You also see a lot of climbing Santa’s throughout Portugal. These little red and white guys can be spotted hanging out windows, chimney’s, off rooftops, restaurant signs – I swear they are everywhere! But in contrast, Santa is not the star of the show here and children are brought up to believe that the baby Jesus brought the presents (not literally but figuratively in the story of Christmas). Santa is treated more in good humour. Children in Portugal generally do not think that a fat guy in a red and white suit bought them a stack of presents…which makes sense in this country where Catholics make up 85% of the population.

Traditionally, the most important get-together is Christmas eve. We spent most of the afternoon helping Filipa’s aunty prepare for the feast that night; preparing the table, chopping vegetables, peeling chestnuts and doing last minute things. The gathering was slightly smaller this year due to some of the family spending Christmas with their husbands/wives families but nonetheless we still had around 24 people for dinner that night. Traditionally, codfish (bacalhau) is always eaten with cabbage on Christmas eve. There was also a dish of beef with chestnuts as well, plus cheeses, chouriços and don’t forget the home made wines and a whole table-load of desserts.

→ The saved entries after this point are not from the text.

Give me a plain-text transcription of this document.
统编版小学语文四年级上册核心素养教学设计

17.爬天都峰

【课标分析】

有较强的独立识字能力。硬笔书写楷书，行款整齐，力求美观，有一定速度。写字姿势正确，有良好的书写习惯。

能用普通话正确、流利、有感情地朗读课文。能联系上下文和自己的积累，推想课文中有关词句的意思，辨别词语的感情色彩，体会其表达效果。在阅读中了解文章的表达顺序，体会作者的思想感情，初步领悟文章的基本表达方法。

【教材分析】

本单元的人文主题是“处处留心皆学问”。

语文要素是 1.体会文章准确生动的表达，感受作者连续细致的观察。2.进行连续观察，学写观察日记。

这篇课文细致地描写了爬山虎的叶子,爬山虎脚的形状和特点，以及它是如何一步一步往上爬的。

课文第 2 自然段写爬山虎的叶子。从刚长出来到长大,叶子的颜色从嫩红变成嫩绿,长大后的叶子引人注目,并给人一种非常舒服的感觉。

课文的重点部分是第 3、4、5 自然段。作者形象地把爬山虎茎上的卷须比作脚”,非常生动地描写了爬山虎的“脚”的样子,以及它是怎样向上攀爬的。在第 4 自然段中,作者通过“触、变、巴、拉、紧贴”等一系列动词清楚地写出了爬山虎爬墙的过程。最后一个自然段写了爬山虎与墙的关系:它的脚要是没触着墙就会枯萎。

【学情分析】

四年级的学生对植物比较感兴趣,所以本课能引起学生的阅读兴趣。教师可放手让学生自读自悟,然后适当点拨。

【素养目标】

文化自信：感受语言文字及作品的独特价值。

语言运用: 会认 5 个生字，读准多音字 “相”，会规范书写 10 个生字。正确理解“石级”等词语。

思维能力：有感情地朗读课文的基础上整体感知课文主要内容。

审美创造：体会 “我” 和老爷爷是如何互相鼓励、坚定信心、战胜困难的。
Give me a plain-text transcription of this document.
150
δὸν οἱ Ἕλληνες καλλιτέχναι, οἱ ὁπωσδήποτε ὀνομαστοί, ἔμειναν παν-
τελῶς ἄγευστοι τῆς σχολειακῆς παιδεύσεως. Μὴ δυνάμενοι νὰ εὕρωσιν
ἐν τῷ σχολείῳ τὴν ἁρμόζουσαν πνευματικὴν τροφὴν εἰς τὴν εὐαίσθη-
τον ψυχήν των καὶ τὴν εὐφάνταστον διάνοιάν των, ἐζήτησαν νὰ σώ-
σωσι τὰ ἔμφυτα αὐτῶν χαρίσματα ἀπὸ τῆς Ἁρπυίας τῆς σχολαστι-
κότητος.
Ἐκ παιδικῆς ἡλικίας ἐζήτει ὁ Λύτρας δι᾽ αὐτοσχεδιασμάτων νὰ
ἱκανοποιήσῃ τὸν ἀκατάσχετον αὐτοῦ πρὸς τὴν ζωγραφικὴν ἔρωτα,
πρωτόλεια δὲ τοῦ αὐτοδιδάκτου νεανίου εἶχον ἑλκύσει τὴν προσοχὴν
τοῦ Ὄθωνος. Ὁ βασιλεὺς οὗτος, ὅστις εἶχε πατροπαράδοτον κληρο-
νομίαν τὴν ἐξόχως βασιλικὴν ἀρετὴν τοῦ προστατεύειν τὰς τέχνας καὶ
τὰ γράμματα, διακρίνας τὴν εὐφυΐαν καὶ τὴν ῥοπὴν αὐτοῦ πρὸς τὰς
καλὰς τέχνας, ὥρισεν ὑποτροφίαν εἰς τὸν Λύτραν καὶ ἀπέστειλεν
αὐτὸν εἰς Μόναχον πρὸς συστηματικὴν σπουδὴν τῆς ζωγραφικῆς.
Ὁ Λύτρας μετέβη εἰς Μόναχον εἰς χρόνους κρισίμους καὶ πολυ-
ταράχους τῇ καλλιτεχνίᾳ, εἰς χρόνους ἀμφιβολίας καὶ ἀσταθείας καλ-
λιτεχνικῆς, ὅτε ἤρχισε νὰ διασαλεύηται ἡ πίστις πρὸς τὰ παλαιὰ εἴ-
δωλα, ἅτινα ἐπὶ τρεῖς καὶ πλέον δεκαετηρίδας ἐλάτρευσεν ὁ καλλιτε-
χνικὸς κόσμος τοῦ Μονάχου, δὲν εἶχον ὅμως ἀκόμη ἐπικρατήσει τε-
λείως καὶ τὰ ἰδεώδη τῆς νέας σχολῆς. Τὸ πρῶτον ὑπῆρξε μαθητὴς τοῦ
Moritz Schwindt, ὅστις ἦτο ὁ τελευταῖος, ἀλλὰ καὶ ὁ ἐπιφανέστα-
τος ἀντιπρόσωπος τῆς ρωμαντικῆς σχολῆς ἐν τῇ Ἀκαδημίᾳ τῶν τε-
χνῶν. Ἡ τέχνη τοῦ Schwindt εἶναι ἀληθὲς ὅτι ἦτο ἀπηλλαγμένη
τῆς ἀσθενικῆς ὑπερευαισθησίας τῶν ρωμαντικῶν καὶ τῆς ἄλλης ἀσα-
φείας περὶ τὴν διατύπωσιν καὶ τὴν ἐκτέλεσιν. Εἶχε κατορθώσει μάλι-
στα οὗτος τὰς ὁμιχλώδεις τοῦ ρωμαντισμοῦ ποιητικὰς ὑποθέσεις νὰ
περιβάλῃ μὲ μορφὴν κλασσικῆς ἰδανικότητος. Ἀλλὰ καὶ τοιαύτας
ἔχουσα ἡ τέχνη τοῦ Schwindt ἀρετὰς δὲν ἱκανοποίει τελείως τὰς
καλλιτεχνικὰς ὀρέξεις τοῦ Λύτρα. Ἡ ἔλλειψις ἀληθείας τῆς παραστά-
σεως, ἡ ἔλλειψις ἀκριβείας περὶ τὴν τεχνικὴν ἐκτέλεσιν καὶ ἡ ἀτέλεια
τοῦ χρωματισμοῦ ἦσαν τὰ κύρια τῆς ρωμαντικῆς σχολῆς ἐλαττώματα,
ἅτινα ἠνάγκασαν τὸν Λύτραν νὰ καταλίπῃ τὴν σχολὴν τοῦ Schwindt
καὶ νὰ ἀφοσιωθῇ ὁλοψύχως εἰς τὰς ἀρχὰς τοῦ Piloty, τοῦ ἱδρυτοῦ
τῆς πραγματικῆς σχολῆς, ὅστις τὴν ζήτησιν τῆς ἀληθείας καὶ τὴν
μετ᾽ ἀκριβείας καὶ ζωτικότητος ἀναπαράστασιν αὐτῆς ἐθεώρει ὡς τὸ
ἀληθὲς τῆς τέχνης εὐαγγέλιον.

After the meal, we headed to the centre of the village where every year there is a huge bonfire. It was very welcome as temperatures were down to about -1 degree that night. We stood around the bonfire for a while and then we headed back to the house for the giving of gifts at midnight.

The Christmas tree was overflowing with a sea of presents underneath. Filipa’s cousin Pedro played ‘Santa’ with the help of two other little cousins, Clarisse (10) and Joana (8) as helpful elves, delivering the presents as they were called out. But Joana really wanted to be Santa (see below).


This was an unwrapping, hugging and kissing frenzy which went on for about an hour, leaving everyone with smiles and mountains of wrapping paper. After this, it’s tradition for Zé, one of Filipa’s unclesto cook his prawns. Trays and trays of prawns came out and Christmas wrapped up around 2.00am. Well, we kind of rolled home.

Half of the family went to Mass on Christmas morning (we were still sleeping…guilty!) and then we all met for Christmas lunch – a big roast turkey, with stuffing inside and also a roasted goat with potatoes, garlic, herbs and chilli. More wine, more desserts! I must confess I am a huge fan of goat after living here for almost 6 months. And the turkey was divine too, always served with orange.

We spent the days after Christmas just hanging out in the village and doing some small trips to places nearby. Not far from Barriosa is the cutest traditional village I have ever seen called Piódão. Just over 200 people live there. Forty years ago, this little village was only reachable on horseback or foot! It is unique in that all the houses are still made traditionally from a beautiful grey stone and slate.

First view of Piódão village

Filipa lived here when she was about 6 years old as her mother taught at the school for a year. She had to walk almost to where I took this photo from, sometimes twice a day (home for lunch) in rain, snow, mud or sunshine.

I loved it. We walked through the tiny streets and admired the stonework and gorgeous doorways. The village clings to the beautiful remote ridge and there is a rushing river that passes alongside the town with the perfect swimming hole for summer. Crosses above some of the doors are said to protect the occupants from curses and thunderstorms.


Another one!!

Filipa’s village is also about 45 minutes drive away from Portugal’s highest mountain (on the mainland) called Torre. It’s 1,993 metres high but the highest mountain in Portugal is actually on the island of Azores called Pico, at 2,351 metres. There is a small ski field on the top of Torre with three lifts and some modest beginners slopes. We went right to the top and only lasted about 10 minutes outside the car due to the windchill. Usually at this time of year though the mountain is covered in snow but this year there was just a spattering, only enough for some very enthusiastic beginners and tobogganists.

The top!

The two towers on top of Torre round up the mountain to 2,000 metres.

Apart from missing my own family, it was a brilliant festive season with Filipa’s family. It was everything that Christmas should be about – LOVE!